Puppy is about 11 months old. When I got him off craigslist he had been rescued from in front of a grocery store with a rubber band around his muzzle. It left him scarred but fear not he is one spoiled boy. Toys treats meats and lots of food so he got lucky. Would love to know what other kind of dog he might be.

He has bad food aggression and hes very very strong for how skinny he looks. Very muscular hips. His head has an apple head dimple like my pure breed female, but he hit a growth spurt and now has very long legs. Thanks for your input

Vet says she thinks he is apple head chi and mini pin


----------



## Nuclear_Glitter (Jun 20, 2012)

Not sure on the breed, but that's an ADORABLE dog.


----------



## RedGermanPinscher (Jun 22, 2012)

Could be Min Pin, could be some type of terrier (Rat terrier, Jack Russell etc.) or may be just an ill bred Chi... Whatever he is, he sure is cute....


----------



## Amaryllis (Dec 28, 2011)

I don't know, but he is cute! The picture of the two of them kills me, so much adorable Chi.
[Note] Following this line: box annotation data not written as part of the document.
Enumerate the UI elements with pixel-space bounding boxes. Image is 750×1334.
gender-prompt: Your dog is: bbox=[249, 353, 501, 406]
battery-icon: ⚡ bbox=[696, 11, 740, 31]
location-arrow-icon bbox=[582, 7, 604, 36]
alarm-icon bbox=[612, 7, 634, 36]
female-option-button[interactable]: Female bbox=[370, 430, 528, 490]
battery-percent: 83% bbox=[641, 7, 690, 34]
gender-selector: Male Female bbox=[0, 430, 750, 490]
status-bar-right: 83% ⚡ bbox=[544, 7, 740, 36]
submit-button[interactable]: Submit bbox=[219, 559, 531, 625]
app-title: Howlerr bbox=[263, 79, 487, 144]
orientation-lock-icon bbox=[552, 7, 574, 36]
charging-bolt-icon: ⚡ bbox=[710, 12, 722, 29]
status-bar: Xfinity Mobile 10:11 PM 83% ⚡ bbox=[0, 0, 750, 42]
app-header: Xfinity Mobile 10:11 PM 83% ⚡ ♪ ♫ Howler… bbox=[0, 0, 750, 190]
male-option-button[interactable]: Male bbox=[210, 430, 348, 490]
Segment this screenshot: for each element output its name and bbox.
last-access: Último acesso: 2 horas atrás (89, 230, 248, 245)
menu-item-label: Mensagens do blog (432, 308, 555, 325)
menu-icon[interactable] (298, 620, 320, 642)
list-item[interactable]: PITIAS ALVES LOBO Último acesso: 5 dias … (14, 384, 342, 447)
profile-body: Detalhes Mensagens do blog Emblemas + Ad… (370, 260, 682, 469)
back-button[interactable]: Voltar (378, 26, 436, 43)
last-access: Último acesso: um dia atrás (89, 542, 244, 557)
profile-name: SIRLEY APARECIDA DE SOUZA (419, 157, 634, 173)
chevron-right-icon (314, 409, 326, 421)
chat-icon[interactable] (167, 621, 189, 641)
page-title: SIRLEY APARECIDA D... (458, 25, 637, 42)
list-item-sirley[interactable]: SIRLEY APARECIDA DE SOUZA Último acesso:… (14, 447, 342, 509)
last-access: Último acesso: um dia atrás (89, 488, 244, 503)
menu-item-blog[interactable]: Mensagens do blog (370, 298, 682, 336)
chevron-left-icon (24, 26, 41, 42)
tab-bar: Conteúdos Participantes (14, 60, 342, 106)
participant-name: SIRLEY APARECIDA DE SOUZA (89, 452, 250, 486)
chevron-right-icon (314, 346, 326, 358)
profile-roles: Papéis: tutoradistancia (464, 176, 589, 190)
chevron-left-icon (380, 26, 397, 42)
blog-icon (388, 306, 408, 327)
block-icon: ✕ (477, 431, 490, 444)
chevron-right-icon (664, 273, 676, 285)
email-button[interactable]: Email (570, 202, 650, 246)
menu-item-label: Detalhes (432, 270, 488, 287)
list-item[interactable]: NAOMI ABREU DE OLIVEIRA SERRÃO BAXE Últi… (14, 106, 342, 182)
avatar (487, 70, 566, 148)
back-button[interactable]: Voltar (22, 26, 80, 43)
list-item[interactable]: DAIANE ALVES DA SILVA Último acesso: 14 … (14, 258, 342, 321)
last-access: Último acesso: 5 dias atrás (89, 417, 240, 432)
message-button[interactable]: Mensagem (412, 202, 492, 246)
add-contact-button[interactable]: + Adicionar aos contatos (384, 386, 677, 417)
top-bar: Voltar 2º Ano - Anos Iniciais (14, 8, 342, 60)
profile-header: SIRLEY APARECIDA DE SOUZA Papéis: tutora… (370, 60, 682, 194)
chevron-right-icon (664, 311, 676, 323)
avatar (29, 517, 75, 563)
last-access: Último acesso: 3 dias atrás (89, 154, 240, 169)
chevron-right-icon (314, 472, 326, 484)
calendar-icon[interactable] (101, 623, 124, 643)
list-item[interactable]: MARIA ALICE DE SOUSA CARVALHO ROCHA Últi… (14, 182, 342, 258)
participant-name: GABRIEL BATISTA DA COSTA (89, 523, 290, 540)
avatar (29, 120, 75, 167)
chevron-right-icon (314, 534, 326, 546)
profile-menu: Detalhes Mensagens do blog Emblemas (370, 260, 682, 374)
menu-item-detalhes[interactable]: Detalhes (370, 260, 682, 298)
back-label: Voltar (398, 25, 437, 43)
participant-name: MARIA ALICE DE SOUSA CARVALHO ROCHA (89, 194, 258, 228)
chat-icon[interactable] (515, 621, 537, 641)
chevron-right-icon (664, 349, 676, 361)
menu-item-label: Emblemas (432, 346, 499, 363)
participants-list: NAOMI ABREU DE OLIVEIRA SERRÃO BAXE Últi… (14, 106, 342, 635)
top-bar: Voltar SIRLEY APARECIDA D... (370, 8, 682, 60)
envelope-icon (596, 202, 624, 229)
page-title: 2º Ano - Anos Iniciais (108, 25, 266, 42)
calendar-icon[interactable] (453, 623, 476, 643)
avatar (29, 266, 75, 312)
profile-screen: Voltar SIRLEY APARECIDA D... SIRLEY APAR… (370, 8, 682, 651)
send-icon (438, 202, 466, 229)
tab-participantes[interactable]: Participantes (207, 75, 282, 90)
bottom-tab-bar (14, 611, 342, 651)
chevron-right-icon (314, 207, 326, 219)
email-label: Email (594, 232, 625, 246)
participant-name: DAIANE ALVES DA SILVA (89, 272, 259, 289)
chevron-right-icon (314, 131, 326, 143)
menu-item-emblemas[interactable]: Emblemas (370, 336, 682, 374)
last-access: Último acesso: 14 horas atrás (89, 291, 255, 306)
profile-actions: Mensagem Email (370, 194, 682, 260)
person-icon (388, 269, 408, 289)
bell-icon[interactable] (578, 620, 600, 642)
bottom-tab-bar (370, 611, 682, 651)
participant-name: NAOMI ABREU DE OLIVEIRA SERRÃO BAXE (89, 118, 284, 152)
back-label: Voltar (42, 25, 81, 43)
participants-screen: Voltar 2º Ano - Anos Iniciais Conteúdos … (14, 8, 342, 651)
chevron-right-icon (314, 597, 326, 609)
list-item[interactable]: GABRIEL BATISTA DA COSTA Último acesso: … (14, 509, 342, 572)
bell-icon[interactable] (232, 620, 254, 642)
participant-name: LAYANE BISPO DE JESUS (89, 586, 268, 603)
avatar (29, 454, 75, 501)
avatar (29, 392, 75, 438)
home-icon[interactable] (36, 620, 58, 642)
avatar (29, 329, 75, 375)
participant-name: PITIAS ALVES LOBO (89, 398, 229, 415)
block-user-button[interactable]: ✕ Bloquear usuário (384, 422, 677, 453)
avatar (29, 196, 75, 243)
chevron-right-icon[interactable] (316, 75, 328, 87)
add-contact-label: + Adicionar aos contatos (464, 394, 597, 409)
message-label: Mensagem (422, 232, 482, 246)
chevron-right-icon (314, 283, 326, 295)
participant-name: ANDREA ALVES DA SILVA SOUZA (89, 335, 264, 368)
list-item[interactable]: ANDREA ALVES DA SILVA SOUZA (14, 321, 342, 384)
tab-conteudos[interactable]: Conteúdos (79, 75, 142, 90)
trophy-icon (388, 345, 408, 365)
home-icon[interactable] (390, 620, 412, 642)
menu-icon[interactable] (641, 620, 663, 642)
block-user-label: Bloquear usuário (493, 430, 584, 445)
Thank you for rescuing him. It looks like he went from hell to the lap of luxury.


----------



## Damon'sMom (Aug 2, 2011)

Your pups are beautiful.  Thank you for rescuing him. He could have min pin in him. His body figure in photo 3 looks like my min pin Damon.


----------



## Chief502 (Dec 3, 2012)

I do see Chihuahua and he could be Min Pin too. His body structure and tipped ears look like a Min Pin's to me. He is super ADORABLE and so glad you rescued him.


----------



## Kayla_Nicole (Dec 19, 2012)

I agree with the other posters about the breed. He is adorable! That's wonderful that you rescued him!


----------



## bgmacaw (May 5, 2012)

Our chi-mix is probably a Min Pin mix as well. She looks a lot like your dog in the body, tall, thin and muscular. Here's a picture of her taken at the dog park back in the summer. She's a bit bigger now, about 10lbs, but is still slim.


----------



## VOUDOU (Dec 19, 2012)

Wow that is the closest body I have seen in comparison. Whatever they are its along the same lines. Thanks for all the kind words from everyone. Much appreciated


----------